While the Bible is held by Christians to be the divinely inspired word of God, the Qur’an, or Koran, is the sacred text of Islam and is considered “flawless … and God’s last word to mankind,” said Marshner.
Marshner described jihad (the struggle or fight to defend and spread Islam) as being part of Islam in the way that caring for the sick is part of the Christian religion—you cannot separate it from the religion. Jesus highlighted care of the sick in the parable of the sheep and the goats when he said “for I was … ill and you cared for me…” (Matt 25:35-36) and visiting the sick is one of the corporal works of mercy, yet most Christians probably do not dedicate their lives to this work. Yet, while there are some religious communities who specialize in this, Marshner said, some groups of Muslims specialize in jihad. “There is no question that jihad is recommended in the Qur’an and emphasized in the tradition,” he said.

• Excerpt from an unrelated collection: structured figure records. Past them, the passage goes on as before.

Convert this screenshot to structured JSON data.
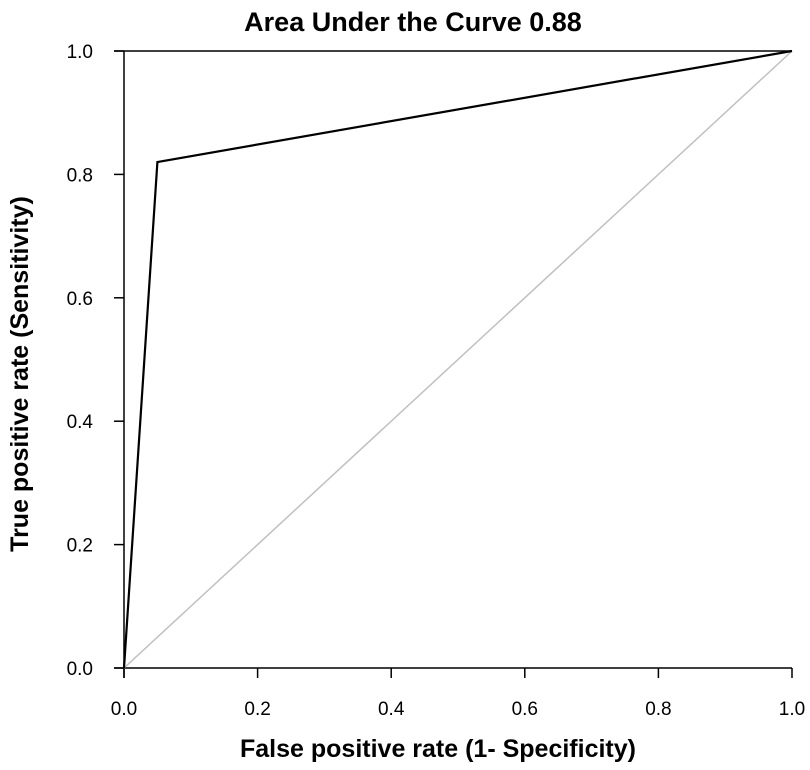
{
  "chart_data": {
    "type": "line",
    "title": "Area Under the Curve 0.88",
    "xlabel": "False positive rate (1- Specificity)",
    "ylabel": "True positive rate (Sensitivity)",
    "xlim": [
      0,
      1
    ],
    "ylim": [
      0,
      1
    ],
    "x_ticks": [
      "0.0",
      "0.2",
      "0.4",
      "0.6",
      "0.8",
      "1.0"
    ],
    "y_ticks": [
      "0.0",
      "0.2",
      "0.4",
      "0.6",
      "0.8",
      "1.0"
    ],
    "grid": false,
    "series": [
      {
        "role": "roc-curve",
        "color": "#000000",
        "points": [
          [
            0.0,
            0.0
          ],
          [
            0.05,
            0.82
          ],
          [
            1.0,
            1.0
          ]
        ]
      },
      {
        "role": "reference-diagonal",
        "color": "#c0c0c0",
        "points": [
          [
            0.0,
            0.0
          ],
          [
            1.0,
            1.0
          ]
        ]
      }
    ]
  }
}
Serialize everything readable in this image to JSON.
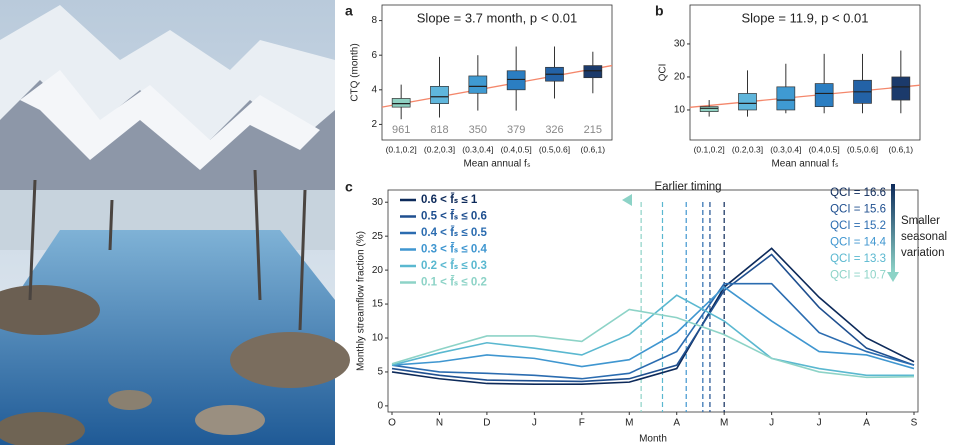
{
  "chart_data": [
    {
      "type": "box",
      "panel_label": "a",
      "annotation": "Slope = 3.7 month, p < 0.01",
      "categories": [
        "(0.1,0.2]",
        "(0.2,0.3]",
        "(0.3,0.4]",
        "(0.4,0.5]",
        "(0.5,0.6]",
        "(0.6,1)"
      ],
      "min": [
        2.3,
        2.4,
        2.8,
        2.8,
        3.5,
        3.8
      ],
      "q1": [
        3.0,
        3.2,
        3.8,
        4.0,
        4.5,
        4.7
      ],
      "median": [
        3.2,
        3.6,
        4.2,
        4.6,
        4.9,
        5.1
      ],
      "q3": [
        3.5,
        4.2,
        4.8,
        5.1,
        5.3,
        5.4
      ],
      "max": [
        4.3,
        5.9,
        6.0,
        6.5,
        6.5,
        6.2
      ],
      "colors": [
        "#8fd1c2",
        "#5fb6dc",
        "#3f9ad2",
        "#2b7ec2",
        "#2362a6",
        "#1b3a6b"
      ],
      "sample_sizes": [
        "961",
        "818",
        "350",
        "379",
        "326",
        "215"
      ],
      "trend_line": {
        "start": 3.0,
        "end": 5.4,
        "color": "#f4876b"
      },
      "ylabel": "CTQ (month)",
      "xlabel": "Mean annual fₛ",
      "ylim": [
        1.1,
        8.9
      ],
      "yticks": [
        2,
        4,
        6,
        8
      ]
    },
    {
      "type": "box",
      "panel_label": "b",
      "annotation": "Slope = 11.9, p < 0.01",
      "categories": [
        "(0.1,0.2]",
        "(0.2,0.3]",
        "(0.3,0.4]",
        "(0.4,0.5]",
        "(0.5,0.6]",
        "(0.6,1)"
      ],
      "min": [
        8,
        8,
        9,
        9,
        9,
        9
      ],
      "q1": [
        9.5,
        10,
        10,
        11,
        12,
        13
      ],
      "median": [
        10.5,
        12,
        13,
        15,
        15.5,
        17
      ],
      "q3": [
        11,
        15,
        17,
        18,
        19,
        20
      ],
      "max": [
        13,
        22,
        24,
        27,
        27,
        28
      ],
      "colors": [
        "#8fd1c2",
        "#5fb6dc",
        "#3f9ad2",
        "#2b7ec2",
        "#2362a6",
        "#1b3a6b"
      ],
      "trend_line": {
        "start": 10.8,
        "end": 17.5,
        "color": "#f4876b"
      },
      "ylabel": "QCI",
      "xlabel": "Mean annual fₛ",
      "ylim": [
        0.9,
        41.8
      ],
      "yticks": [
        10,
        20,
        30
      ]
    },
    {
      "type": "line",
      "panel_label": "c",
      "categories": [
        "O",
        "N",
        "D",
        "J",
        "F",
        "M",
        "A",
        "M",
        "J",
        "J",
        "A",
        "S"
      ],
      "series": [
        {
          "name": "0.6 < f̄ₛ ≤ 1",
          "color": "#0d2a5a",
          "values": [
            5.0,
            4.0,
            3.3,
            3.2,
            3.2,
            3.5,
            5.5,
            17.5,
            23.2,
            16.0,
            10.0,
            6.5
          ],
          "timing": 7.0,
          "qci_label": "QCI = 16.6"
        },
        {
          "name": "0.5 < f̄ₛ ≤ 0.6",
          "color": "#1f4f8f",
          "values": [
            5.5,
            4.5,
            3.8,
            3.7,
            3.6,
            4.0,
            6.0,
            17.0,
            22.3,
            14.5,
            8.5,
            6.0
          ],
          "timing": 6.7,
          "qci_label": "QCI = 15.6"
        },
        {
          "name": "0.4 < f̄ₛ ≤ 0.5",
          "color": "#2b6cb0",
          "values": [
            6.0,
            5.0,
            4.8,
            4.5,
            4.0,
            4.8,
            8.0,
            18.0,
            18.0,
            10.8,
            8.0,
            6.0
          ],
          "timing": 6.55,
          "qci_label": "QCI = 15.2"
        },
        {
          "name": "0.3 < f̄ₛ ≤ 0.4",
          "color": "#3f96d0",
          "values": [
            6.0,
            6.5,
            7.5,
            7.0,
            5.8,
            6.8,
            10.8,
            17.5,
            12.5,
            8.0,
            7.5,
            5.5
          ],
          "timing": 6.2,
          "qci_label": "QCI = 14.4"
        },
        {
          "name": "0.2 < f̄ₛ ≤ 0.3",
          "color": "#5ab8d0",
          "values": [
            6.0,
            7.8,
            9.3,
            8.5,
            7.5,
            10.5,
            16.3,
            12.5,
            7.0,
            5.5,
            4.5,
            4.5
          ],
          "timing": 5.7,
          "qci_label": "QCI = 13.3"
        },
        {
          "name": "0.1 < f̄ₛ ≤ 0.2",
          "color": "#8dd3c7",
          "values": [
            6.2,
            8.3,
            10.3,
            10.3,
            9.5,
            14.2,
            13.0,
            10.5,
            7.0,
            5.0,
            4.2,
            4.3
          ],
          "timing": 5.25,
          "qci_label": "QCI = 10.7"
        }
      ],
      "timing_note": "Earlier timing",
      "side_note": [
        "Smaller",
        "seasonal",
        "variation"
      ],
      "ylabel": "Monthly streamflow fraction (%)",
      "xlabel": "Month",
      "ylim": [
        -0.9,
        31.8
      ],
      "yticks": [
        0,
        5,
        10,
        15,
        20,
        25,
        30
      ]
    }
  ]
}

Born in Mecca, Saudi Arabia, in 570 A.D., Mohammed, according to legend, began receiving revelations from the angel Gabriel in 610 A.D. A few years later, believing God had chosen him to be his messenger, Mohammed began preaching Islam publicly in Mecca. Friction resulted with local leaders in Mecca’s tribal society and by 622 A.D. Mohammed and his followers fled to Medina where he became “a geopolitical leader,” said Marshner. “That’s the beginning of Islam as it is traditionally understood,” he said. The event is so important that Islamic authorities count 622 A.D. as year one in the Islamic calendar.
Where Christianity has its creed or core beliefs, Islam has its five pillars, only the first of which is creed-like, said Marshner. The first pillar requires belief in the oneness of God, Mohammed as his prophet, scriptures, angels and the Last Judgment. The other pillars are the required daily prayers and how to pray them, almsgiving (to the poor, as well as in support of soldiers), fasting (a strict fast observed during Ramadan, one lunar month of the year) and the hajj (a pilgrimage to Mecca once in one’s life).